Closed Half-Shot closed 1 year ago
The bodge eventually stopped working and we ditched the ping check in our fork. Not ideal, but basically the thing was crashlooping.
Additionally we had a health check on the service which meant that the pod would not see traffic until /health responded with a 200 value
That sounds like the real problem, there's no reason to have a health check like that 🤔
Faced the same issue. My workaround was to alter the container's start command to
- command:
- /bin/sh
- -c
- sleep 10 && /docker-run.sh
to allow Kubernetes networking to catch up, paired with entirely removing the readiness probe. Which obviously isn't ideal. But at least the livenessProbe
against /_matrix/mau/live
still works.
publishNotReadyAddresses
seems to be the way to tell kubernetes to not be slow
publishNotReadyAddresses
seems to be the way to tell kubernetes to not be slow
I can confirm this works on my deployment in k8s.
Can confirm as well. But IMHO it's not a clean solution and just a workaround.

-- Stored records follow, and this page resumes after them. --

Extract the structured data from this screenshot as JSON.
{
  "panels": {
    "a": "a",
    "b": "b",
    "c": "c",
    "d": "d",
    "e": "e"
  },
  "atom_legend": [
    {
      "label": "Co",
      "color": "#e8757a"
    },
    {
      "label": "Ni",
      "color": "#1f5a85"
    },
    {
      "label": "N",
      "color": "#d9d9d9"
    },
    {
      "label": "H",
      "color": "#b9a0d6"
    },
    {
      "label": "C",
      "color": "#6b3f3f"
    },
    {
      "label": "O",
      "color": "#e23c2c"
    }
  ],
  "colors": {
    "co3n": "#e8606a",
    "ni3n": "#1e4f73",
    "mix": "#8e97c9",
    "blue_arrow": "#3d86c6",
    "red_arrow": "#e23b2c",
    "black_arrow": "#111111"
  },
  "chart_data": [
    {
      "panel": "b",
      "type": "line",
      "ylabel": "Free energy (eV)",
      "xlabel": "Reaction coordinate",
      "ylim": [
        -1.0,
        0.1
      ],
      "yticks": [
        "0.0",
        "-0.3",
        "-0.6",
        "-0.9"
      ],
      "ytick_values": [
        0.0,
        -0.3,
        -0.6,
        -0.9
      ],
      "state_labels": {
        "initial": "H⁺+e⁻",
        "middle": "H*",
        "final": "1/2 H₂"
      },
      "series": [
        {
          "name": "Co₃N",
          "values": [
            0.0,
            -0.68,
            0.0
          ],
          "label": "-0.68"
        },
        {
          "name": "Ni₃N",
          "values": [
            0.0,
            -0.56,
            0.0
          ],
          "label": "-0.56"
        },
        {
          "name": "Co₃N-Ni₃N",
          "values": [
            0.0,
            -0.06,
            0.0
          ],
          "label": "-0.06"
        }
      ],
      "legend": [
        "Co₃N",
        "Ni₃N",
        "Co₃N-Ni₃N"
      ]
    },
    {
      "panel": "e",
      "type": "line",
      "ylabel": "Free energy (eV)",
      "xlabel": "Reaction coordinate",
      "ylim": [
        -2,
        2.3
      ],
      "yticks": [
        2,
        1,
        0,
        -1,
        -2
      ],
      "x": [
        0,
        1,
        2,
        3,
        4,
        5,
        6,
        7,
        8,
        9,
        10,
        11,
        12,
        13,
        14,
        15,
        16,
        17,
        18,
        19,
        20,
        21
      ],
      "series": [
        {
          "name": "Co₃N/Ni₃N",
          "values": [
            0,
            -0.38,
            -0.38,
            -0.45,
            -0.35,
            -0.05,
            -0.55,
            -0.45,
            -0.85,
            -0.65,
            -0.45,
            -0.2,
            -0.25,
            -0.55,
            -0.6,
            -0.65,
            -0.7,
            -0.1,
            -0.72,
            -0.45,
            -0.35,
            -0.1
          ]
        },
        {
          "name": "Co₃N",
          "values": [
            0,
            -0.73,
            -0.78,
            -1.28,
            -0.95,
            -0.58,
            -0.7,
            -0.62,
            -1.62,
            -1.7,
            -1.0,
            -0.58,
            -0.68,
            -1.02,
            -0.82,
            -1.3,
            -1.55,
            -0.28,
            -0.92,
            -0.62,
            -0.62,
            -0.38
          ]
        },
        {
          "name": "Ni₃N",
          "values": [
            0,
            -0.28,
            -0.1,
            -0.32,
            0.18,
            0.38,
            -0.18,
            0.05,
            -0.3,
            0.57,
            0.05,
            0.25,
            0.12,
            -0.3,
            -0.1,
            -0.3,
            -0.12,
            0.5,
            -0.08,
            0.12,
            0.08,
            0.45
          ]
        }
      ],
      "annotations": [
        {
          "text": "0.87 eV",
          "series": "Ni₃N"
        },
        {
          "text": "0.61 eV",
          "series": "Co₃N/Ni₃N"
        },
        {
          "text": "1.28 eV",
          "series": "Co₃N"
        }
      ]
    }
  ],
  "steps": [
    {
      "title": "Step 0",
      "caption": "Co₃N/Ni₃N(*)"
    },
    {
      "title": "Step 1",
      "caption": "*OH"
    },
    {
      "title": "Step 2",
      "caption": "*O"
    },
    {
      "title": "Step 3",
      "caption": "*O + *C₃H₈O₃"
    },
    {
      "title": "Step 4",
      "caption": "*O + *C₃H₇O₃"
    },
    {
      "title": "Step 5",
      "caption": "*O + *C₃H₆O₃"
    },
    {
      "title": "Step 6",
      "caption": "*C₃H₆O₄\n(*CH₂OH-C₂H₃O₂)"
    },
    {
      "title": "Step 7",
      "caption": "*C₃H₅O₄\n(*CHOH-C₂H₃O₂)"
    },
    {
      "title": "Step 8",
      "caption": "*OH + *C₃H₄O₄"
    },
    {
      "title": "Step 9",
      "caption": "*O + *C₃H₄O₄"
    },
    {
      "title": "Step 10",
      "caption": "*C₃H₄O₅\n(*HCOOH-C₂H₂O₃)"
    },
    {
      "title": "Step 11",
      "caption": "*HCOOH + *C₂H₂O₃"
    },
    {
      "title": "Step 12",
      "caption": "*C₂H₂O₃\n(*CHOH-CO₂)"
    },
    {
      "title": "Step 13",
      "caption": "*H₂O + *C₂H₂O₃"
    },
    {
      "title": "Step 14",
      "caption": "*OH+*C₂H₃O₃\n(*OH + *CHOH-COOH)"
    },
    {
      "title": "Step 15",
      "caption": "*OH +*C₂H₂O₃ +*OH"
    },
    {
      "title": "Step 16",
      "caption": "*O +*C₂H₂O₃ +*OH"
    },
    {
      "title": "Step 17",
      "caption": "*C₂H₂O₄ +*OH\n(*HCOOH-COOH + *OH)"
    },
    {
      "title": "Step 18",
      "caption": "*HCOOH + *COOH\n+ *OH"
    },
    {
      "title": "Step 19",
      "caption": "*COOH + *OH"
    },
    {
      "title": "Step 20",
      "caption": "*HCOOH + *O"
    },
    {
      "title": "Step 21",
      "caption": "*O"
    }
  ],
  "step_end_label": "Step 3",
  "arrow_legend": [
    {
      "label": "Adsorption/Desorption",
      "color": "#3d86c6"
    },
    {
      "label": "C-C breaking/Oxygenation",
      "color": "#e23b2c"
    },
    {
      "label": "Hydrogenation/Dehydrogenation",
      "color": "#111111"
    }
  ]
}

Ideally, the existing endpoint /_matrix/mau/ready
(or whatever) could be used to detect, when the container is ready to accept traffic. Before sending traffic to it. That's the whole point of having a readiness endpoint, no?
The whole readiness concept doesn't really apply to services that can only have one instance at a time. It's not like that traffic could go anywhere else while it's not ready
It has a few retries now, although probably still won't work with the readiness check
We had an outage after updating the bridge today. The new ping check was being executed immediately after starting the HTTP listener for the bridge, which our Kubernetes stack was not reacting fast enough to. Synapse tried to ping the bridge, but since the service hadn't reacted to the pod starting it immediately failed and the bridge then fataled and closed.
We managed to fix this by bodging in a delay between the HTTP listener starting and the ping check, but that doesn't feel ideal.
Additionally we had a health check on the service which meant that the pod would not see traffic until /health responded with a 200 value. Since the ping check executes so quickly after the HTTP listener starts, there is virtually no chance for kube to check the health and enable routing of traffic.
I feel like there is a better answer than "delay" the ping, but ultimately I can't see kube managing to detect the service being up within milliseconds of it starting. It goes without saying that the present behaviour is extremely breaking, as previous versions of v0.8.0 didn't even require the bridge to route correctly on startup.